Quando si inizia ad avvicinarsi alla Major League Soccer, una delle prime cose che si arriva a capire è l’importanza sproporzionata all’interno dei destini di una franchigia che hanno i Designated Player, la differenza che c’è tra l’averne o il non averne o anche solo avere quelli “sbagliati”. Nel corso della loro breve storia in MLS Inter Miami ha avuto modo in più occasioni di esplorare quanto questo tipo di giocatori possano fare la differenza, anche perché la natura della regola porta, molto spesso, le franchigie a concentrarsi su alcuni profili di giocatori piuttosto che altri: è molto raro vedere un difensore centrale con un contratto da DP e la gran parte dei giocatori designati sono trequartisti o centravanti, numeri dieci o numeri nove. Perdere i propri Designated Players senza la possibilità di sostituirli può far saltare in aria una stagione prima ancora di cominciarla, come successo nel 2022 a Sporting Kansas City, passata dal terzo al dodicesimo posto in Western Conference soprattutto a causa degli infortuni di Alan Pulido e Gadi Kinda, e la gestione dei rapporti con questo tipo di elementi è cruciale per scrivere le ambizioni di una squadra, come ha dimostrato il caso dell’assenza ingiustificata di Emanuel Reynoso, numero dieci di Minnesota United, nella prima parte di questa stagione, che ha costretto gli uomini di Adrian Heath a reinventarsi.

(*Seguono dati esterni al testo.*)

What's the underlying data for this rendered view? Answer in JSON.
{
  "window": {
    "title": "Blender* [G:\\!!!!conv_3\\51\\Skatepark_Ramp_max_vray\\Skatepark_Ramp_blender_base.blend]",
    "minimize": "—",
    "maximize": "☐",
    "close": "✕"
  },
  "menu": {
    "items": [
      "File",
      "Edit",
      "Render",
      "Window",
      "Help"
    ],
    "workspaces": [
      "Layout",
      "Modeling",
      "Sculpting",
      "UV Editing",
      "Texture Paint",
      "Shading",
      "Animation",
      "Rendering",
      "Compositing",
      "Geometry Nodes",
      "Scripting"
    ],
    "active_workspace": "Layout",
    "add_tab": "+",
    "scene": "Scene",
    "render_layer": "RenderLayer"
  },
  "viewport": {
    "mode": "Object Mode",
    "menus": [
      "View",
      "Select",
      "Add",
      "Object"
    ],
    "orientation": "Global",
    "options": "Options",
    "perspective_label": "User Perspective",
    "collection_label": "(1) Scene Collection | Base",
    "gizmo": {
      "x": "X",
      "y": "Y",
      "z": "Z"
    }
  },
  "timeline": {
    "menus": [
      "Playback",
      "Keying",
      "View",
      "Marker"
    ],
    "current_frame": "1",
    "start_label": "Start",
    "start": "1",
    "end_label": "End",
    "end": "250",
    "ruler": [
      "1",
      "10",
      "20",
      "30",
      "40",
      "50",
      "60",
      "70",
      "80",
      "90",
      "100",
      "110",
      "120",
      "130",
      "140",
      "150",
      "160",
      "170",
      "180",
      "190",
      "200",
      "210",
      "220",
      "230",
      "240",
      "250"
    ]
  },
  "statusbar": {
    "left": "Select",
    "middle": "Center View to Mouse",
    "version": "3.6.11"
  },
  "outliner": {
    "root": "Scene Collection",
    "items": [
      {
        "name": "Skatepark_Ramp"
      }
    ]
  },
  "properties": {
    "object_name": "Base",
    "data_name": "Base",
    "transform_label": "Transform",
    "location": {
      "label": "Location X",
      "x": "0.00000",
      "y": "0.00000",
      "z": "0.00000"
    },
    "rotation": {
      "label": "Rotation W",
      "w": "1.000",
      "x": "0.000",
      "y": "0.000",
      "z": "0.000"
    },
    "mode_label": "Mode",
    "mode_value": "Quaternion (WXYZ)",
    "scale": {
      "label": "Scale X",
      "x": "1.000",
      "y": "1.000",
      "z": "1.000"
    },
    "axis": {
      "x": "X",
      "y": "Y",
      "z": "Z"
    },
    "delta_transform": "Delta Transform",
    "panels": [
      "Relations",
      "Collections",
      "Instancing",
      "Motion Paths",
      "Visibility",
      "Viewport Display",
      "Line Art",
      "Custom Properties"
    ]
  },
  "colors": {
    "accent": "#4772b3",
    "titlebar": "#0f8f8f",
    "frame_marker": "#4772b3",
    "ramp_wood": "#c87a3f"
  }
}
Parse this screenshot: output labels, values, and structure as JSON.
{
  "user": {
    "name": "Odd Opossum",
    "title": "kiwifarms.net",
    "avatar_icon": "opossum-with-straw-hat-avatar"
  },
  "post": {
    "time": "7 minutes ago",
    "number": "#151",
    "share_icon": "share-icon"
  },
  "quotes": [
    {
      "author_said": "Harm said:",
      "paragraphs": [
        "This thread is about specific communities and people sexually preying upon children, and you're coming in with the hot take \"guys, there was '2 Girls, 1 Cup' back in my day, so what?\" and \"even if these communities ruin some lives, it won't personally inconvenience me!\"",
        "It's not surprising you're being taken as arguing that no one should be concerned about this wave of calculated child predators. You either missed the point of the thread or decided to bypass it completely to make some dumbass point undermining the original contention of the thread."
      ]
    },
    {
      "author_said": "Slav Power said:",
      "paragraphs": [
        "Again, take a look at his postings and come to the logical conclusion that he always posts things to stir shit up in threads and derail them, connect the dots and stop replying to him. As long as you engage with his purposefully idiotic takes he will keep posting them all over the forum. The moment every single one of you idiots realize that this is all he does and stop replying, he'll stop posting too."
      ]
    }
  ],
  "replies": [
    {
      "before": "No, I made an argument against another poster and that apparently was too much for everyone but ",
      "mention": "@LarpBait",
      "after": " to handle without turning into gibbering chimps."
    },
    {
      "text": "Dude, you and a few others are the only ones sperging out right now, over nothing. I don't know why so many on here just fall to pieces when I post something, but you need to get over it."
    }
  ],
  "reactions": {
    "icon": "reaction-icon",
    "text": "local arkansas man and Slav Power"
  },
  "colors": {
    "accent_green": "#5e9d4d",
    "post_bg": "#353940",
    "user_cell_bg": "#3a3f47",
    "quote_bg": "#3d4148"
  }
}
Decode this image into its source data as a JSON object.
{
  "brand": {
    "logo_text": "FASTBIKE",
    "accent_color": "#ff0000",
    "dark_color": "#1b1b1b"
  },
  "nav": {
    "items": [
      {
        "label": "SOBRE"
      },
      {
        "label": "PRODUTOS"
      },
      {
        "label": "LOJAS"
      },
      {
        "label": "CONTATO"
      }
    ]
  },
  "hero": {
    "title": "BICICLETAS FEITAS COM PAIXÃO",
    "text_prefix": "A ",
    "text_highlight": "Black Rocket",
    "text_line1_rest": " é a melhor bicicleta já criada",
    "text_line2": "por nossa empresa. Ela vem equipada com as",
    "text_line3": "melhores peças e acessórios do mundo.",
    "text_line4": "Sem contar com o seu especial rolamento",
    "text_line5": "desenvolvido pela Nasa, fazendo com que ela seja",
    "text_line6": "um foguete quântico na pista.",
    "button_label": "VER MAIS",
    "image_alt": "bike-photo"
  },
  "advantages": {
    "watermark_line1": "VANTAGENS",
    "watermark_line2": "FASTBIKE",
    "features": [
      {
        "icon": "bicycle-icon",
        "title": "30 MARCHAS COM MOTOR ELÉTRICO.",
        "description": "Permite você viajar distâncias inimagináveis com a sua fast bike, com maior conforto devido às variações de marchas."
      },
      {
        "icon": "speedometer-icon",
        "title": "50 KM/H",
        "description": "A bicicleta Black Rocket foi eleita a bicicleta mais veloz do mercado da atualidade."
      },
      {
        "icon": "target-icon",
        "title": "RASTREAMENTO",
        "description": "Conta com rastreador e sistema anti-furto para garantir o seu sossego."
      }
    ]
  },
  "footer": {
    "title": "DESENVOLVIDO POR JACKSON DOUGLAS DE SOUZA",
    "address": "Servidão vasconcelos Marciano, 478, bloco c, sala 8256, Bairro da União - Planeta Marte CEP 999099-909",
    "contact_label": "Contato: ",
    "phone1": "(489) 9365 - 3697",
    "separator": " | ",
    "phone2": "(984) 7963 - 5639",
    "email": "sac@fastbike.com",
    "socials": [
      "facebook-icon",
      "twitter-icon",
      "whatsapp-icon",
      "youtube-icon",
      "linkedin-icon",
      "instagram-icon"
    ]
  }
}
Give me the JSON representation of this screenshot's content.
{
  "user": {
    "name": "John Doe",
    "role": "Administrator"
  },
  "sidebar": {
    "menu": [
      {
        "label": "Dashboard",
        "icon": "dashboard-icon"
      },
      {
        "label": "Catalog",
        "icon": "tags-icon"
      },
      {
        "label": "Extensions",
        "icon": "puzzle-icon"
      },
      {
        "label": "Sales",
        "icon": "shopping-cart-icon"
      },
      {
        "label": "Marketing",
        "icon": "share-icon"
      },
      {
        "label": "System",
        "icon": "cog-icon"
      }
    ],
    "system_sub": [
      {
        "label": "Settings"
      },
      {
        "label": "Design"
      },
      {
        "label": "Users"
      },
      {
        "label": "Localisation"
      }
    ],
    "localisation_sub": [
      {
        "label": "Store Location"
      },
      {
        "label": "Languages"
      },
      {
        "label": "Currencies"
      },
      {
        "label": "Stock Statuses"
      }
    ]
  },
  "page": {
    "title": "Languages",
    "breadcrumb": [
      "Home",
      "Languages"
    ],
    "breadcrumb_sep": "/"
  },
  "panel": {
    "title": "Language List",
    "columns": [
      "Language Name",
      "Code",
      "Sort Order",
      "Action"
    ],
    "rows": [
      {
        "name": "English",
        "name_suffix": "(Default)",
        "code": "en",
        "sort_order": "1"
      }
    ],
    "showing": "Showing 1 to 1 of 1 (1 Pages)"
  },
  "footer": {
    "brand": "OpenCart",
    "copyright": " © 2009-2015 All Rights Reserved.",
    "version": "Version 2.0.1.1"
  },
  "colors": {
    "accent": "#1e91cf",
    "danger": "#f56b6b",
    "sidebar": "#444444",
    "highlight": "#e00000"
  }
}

Alla luce di tutto questo, le difficoltà di Inter Miami nella prima parte di stagione sono facilmente spiegabili. Qualsiasi squadra MLS vivrebbe un netto peggioramento dei propri risultati in assenza dei suoi due giocatori più pagati – ci sarebbe l’eccezione di St. Louis City SC, ma il loro approccio al concetto stesso di Designated Player è abbastanza unico da arrivare a definirli l’exploit che conferma la regola – ed è legittimo aspettarsi che una qualsiasi squadra a cui vengano aggiunti da un giorno all’altro tre dei migliori giocatori dell’ultimo decennio, uno dei quali reduce da una stagione che lo piazza ancora tra i primissimi al mondo, e che hanno imparato a conoscersi a memoria dopo anni come compagni di squadra possa fare un salto di qualità incredibile, anche partendo dall’essere la peggiore squadra della lega, a maggior ragione in un torneo in cui l’attenzione all’equilibrio competitivo porta a diminuire i gap tra la cima e il fondo della lega.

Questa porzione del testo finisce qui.